In medicine, these “crazy” cells are called the generators of pathological activity. Almost the same types of generators that are formed during drug addiction. Conventionally, it can be called a drug craving generator. The excitement can also cover the entire brain and cause an uncontrolled, all-consuming desire to take the drug. It is the activity of the generator that leads to constant, obsessive thoughts about the drug. Without a timely call to drug information hotlines, such a generator can persist for years, even if a person does not take drugs all this time.
Neurotransmitter metabolic disorders
Along with the formation of a drug addiction generator, there is another type of damage to the addict’s nervous system. Regular drug poisoning of the brain leads to serious shifts in the metabolism of the nervous system and the brain cells. These cells contain the so-called neurotransmitters – active substances. Nervous system functionality, including thinking, emotions, feelings, and willpower depend on neurotransmitters’ synthesis and decay.
Regular drug use causes shifts in the synthesis and breakdown of neurotransmitters. Some of them become larger, and some are less than normal affecting the wellbeing and behavior of the patient. One becomes lethargic, apathetic, emotionally limited, loses interest, and mental abilities decrease.
Irritability and anger become frequent. After taking the drug, the exchange of neurotransmitters temporarily shifts toward normal and the patient’s health state improves. However, each repeated use of the drug ultimately violates the metabolism of brain cells even more.
During the withdrawal, the most unpleasant sensations are associated with a sharp shift in the content of the brain’s neurotransmitters. Consequently, the dopamine level can exceed the norm several times which could cause dopamine poisoning.

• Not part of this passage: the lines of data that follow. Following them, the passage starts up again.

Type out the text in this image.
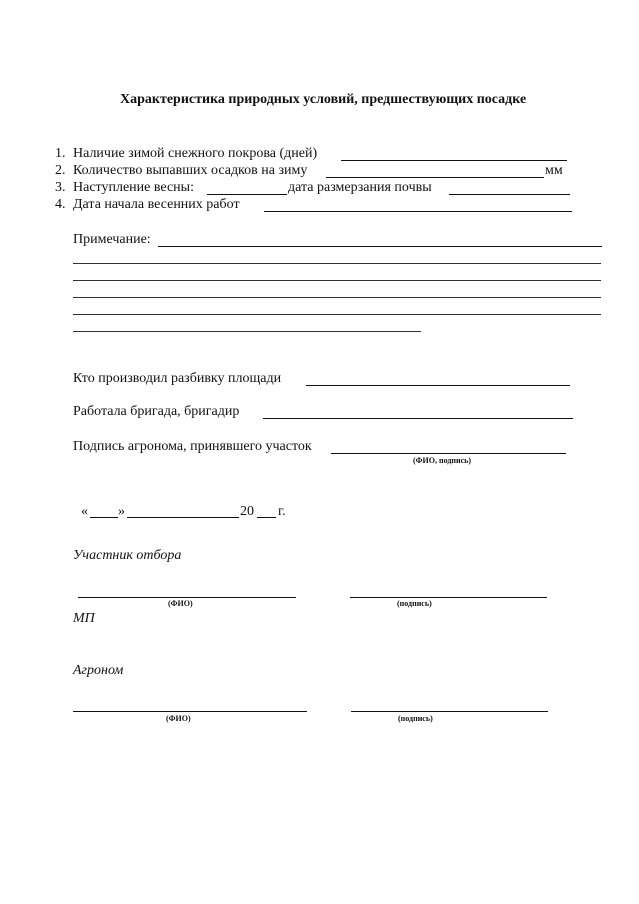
Характеристика природных условий, предшествующих посадке
1. Наличие зимой снежного покрова (дней)
2. Количество выпавших осадков на зиму	мм
3. Наступление весны:	дата размерзания почвы
4. Дата начала весенних работ
Примечание:
Кто производил разбивку площади
Работала бригада, бригадир
Подпись агронома, принявшего участок
(ФИО, подпись)
« »	20 г.
Участник отбора
(ФИО)	(подпись)
МП
Агроном
(ФИО)	(подпись)
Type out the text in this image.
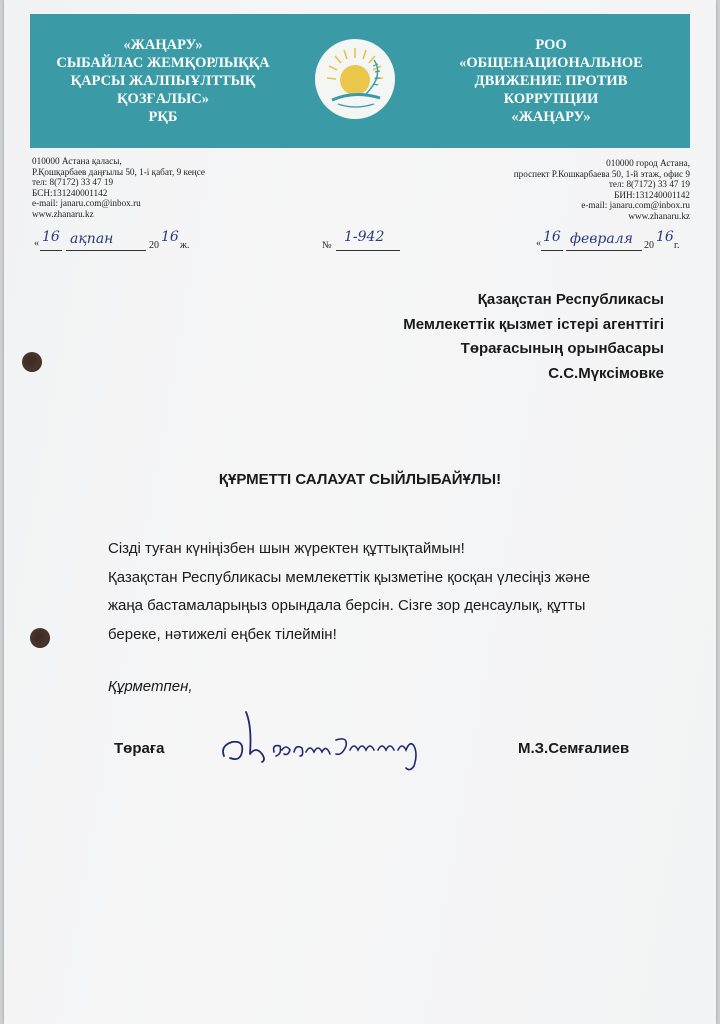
«ЖАҢАРУ»
СЫБАЙЛАС ЖЕМҚОРЛЫҚҚА
ҚАРСЫ ЖАЛПЫҰЛТТЫҚ
ҚОЗҒАЛЫС»
РҚБ
РОО
«ОБЩЕНАЦИОНАЛЬНОЕ
ДВИЖЕНИЕ ПРОТИВ
КОРРУПЦИИ
«ЖАҢАРУ»
010000 Астана қаласы,
Р.Қошқарбаев даңғылы 50, 1-і қабат, 9 кеңсе
тел: 8(7172) 33 47 19
БСН:131240001142
e-mail: janaru.com@inbox.ru
www.zhanaru.kz
010000 город Астана,
проспект Р.Кошкарбаева 50, 1-й этаж, офис 9
тел: 8(7172) 33 47 19
БИН:131240001142
e-mail: janaru.com@inbox.ru
www.zhanaru.kz
« 16 ақпан	20
16
ж.	№
1-942	« 16 февраля 20
16
г.
Қазақстан Республикасы
Мемлекеттік қызмет істері агенттігі
Төрағасының орынбасары
С.С.Мүксімовке
ҚҰРМЕТТІ САЛАУАТ СЫЙЛЫБАЙҰЛЫ!
Сізді туған күніңізбен шын жүректен құттықтаймын!
Қазақстан Республикасы мемлекеттік қызметіне қосқан үлесіңіз және
жаңа бастамаларыңыз орындала берсін. Сізге зор денсаулық, құтты
береке, нәтижелі еңбек тілеймін!
Құрметпен,
Төраға	М.З.Семғалиев
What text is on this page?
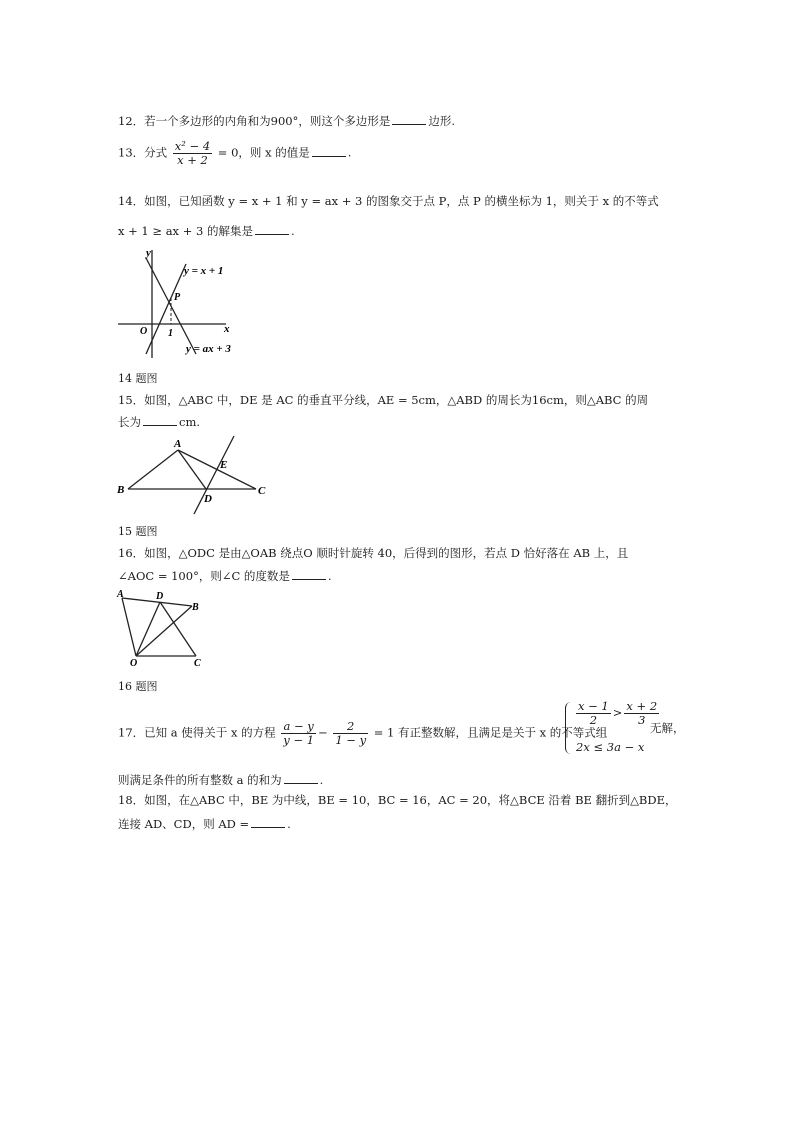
12．若一个多边形的内角和为900°，则这个多边形是	边形.
13．分式 $\frac{\text{x² − 4}}{x + 2} = 0$，则 x 的值是	.
14．如图，已知函数 y = x + 1 和 y = ax + 3 的图象交于点 P，点 P 的横坐标为 1，则关于 x 的不等式
x + 1 ≥ ax + 3 的解集是	.
y
x
O 1
P
y = x + 1
y = ax + 3
14 题图
15．如图，△ABC 中，DE 是 AC 的垂直平分线，AE = 5cm，△ABD 的周长为16cm，则△ABC 的周
长为	cm.
A
B	C
D
E
15 题图
16．如图，△ODC 是由△OAB 绕点O 顺时针旋转 40，后得到的图形，若点 D 恰好落在 AB 上，且
∠AOC = 100°，则∠C 的度数是	.
A	D
B
O	C
16 题图
17．已知 a 使得关于 x 的方程 $\frac{a - y}{y - 1} - \frac{2}{1 - y} = 1$ 有正整数解，且满足是关于 x 的不等式组
$\frac{x - 1}{2} > \frac{x + 2}{3}$
2x ≤ 3a − x
无解，
则满足条件的所有整数 a 的和为	.
18．如图，在△ABC 中，BE 为中线，BE = 10，BC = 16，AC = 20，将△BCE 沿着 BE 翻折到△BDE，
连接 AD、CD，则 AD =	.
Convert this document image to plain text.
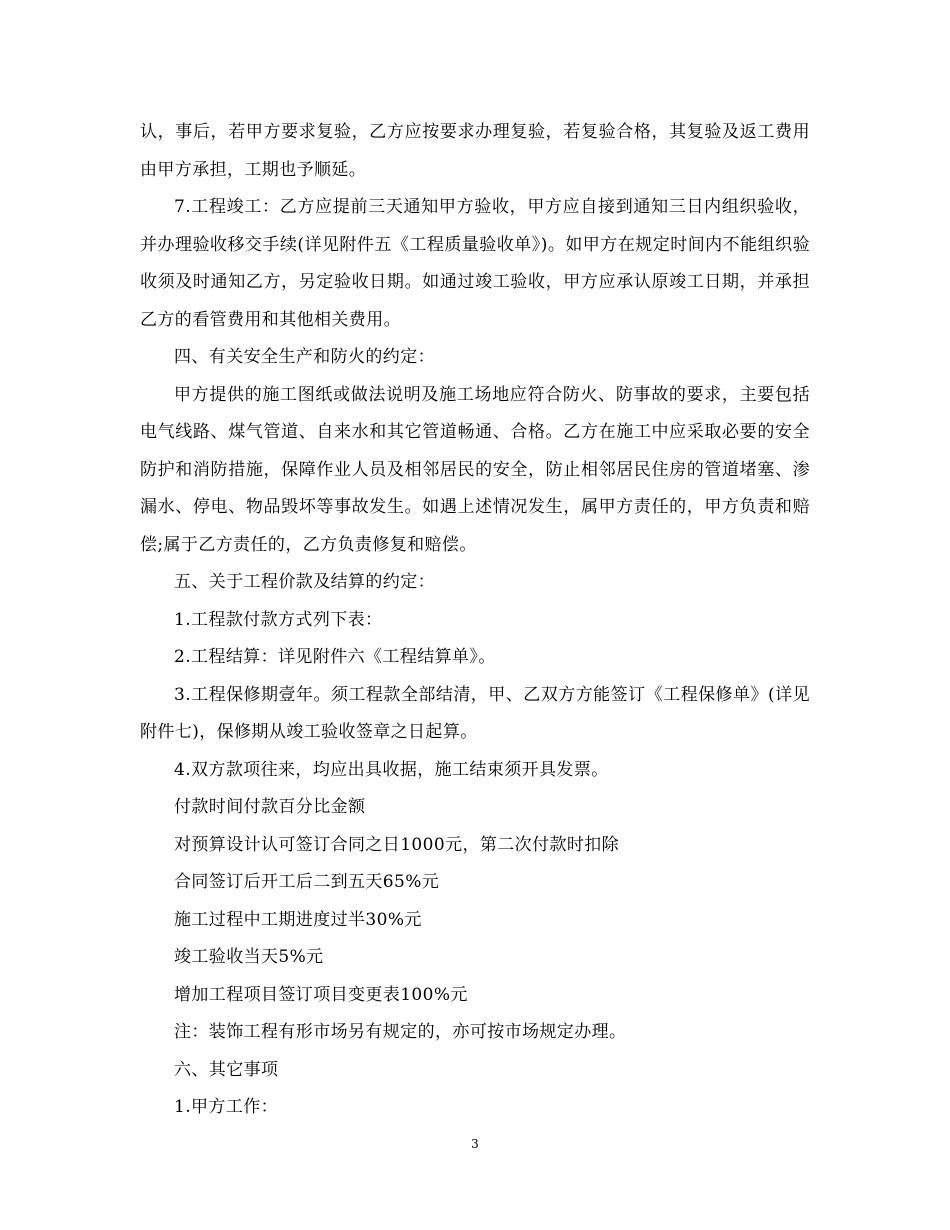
认，事后，若甲方要求复验，乙方应按要求办理复验，若复验合格，其复验及返工费用由甲方承担，工期也予顺延。

7.工程竣工：乙方应提前三天通知甲方验收，甲方应自接到通知三日内组织验收，并办理验收移交手续(详见附件五《工程质量验收单》)。如甲方在规定时间内不能组织验收须及时通知乙方，另定验收日期。如通过竣工验收，甲方应承认原竣工日期，并承担乙方的看管费用和其他相关费用。

四、有关安全生产和防火的约定：

甲方提供的施工图纸或做法说明及施工场地应符合防火、防事故的要求，主要包括电气线路、煤气管道、自来水和其它管道畅通、合格。乙方在施工中应采取必要的安全防护和消防措施，保障作业人员及相邻居民的安全，防止相邻居民住房的管道堵塞、渗漏水、停电、物品毁坏等事故发生。如遇上述情况发生，属甲方责任的，甲方负责和赔偿;属于乙方责任的，乙方负责修复和赔偿。

五、关于工程价款及结算的约定：

1.工程款付款方式列下表：

2.工程结算：详见附件六《工程结算单》。

3.工程保修期壹年。须工程款全部结清，甲、乙双方方能签订《工程保修单》(详见附件七)，保修期从竣工验收签章之日起算。

4.双方款项往来，均应出具收据，施工结束须开具发票。

付款时间付款百分比金额

对预算设计认可签订合同之日1000元，第二次付款时扣除

合同签订后开工后二到五天65%元

施工过程中工期进度过半30%元

竣工验收当天5%元

增加工程项目签订项目变更表100%元

注：装饰工程有形市场另有规定的，亦可按市场规定办理。

六、其它事项

1.甲方工作：

3
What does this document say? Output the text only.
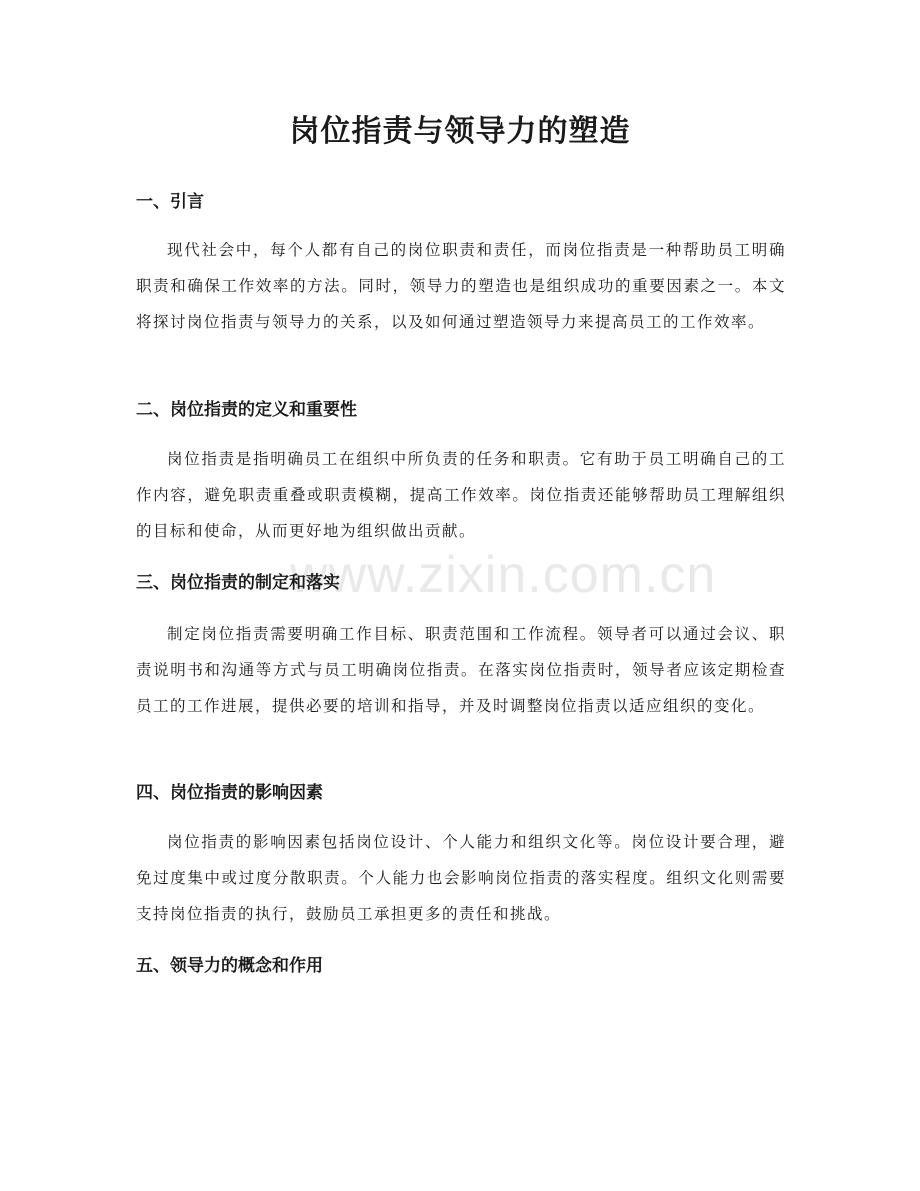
岗位指责与领导力的塑造
www.zixin.com.cn
一、引言

现代社会中，每个人都有自己的岗位职责和责任，而岗位指责是一种帮助员工明确职责和确保工作效率的方法。同时，领导力的塑造也是组织成功的重要因素之一。本文将探讨岗位指责与领导力的关系，以及如何通过塑造领导力来提高员工的工作效率。

二、岗位指责的定义和重要性

岗位指责是指明确员工在组织中所负责的任务和职责。它有助于员工明确自己的工作内容，避免职责重叠或职责模糊，提高工作效率。岗位指责还能够帮助员工理解组织的目标和使命，从而更好地为组织做出贡献。

三、岗位指责的制定和落实

制定岗位指责需要明确工作目标、职责范围和工作流程。领导者可以通过会议、职责说明书和沟通等方式与员工明确岗位指责。在落实岗位指责时，领导者应该定期检查员工的工作进展，提供必要的培训和指导，并及时调整岗位指责以适应组织的变化。

四、岗位指责的影响因素

岗位指责的影响因素包括岗位设计、个人能力和组织文化等。岗位设计要合理，避免过度集中或过度分散职责。个人能力也会影响岗位指责的落实程度。组织文化则需要支持岗位指责的执行，鼓励员工承担更多的责任和挑战。

五、领导力的概念和作用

Without drugs, the breakdown and synthesis of neurotransmitters are gradually normalizing, although it doesn’t happen completely, and the withdrawal subsides. But here a new danger awaits the patient – the so-called “dry withdrawal.” Occasionally, when everything seems to be OK, (sometimes for no particular reason and more often after stress) the exchange of neurotransmitters changes again. In these cases, the patient should immediately contact a doctor or drug abuse hotline.
It’s important to teach people about drug abuse (even at a younger age). The more information they get, the fewer chances there are that they will have a desire to try any substance. Information and awareness can prevent many people from taking drugs. Even if you don’t use drugs, being educated can help you to spot serious signs of drug use that you can’t afford to ignore.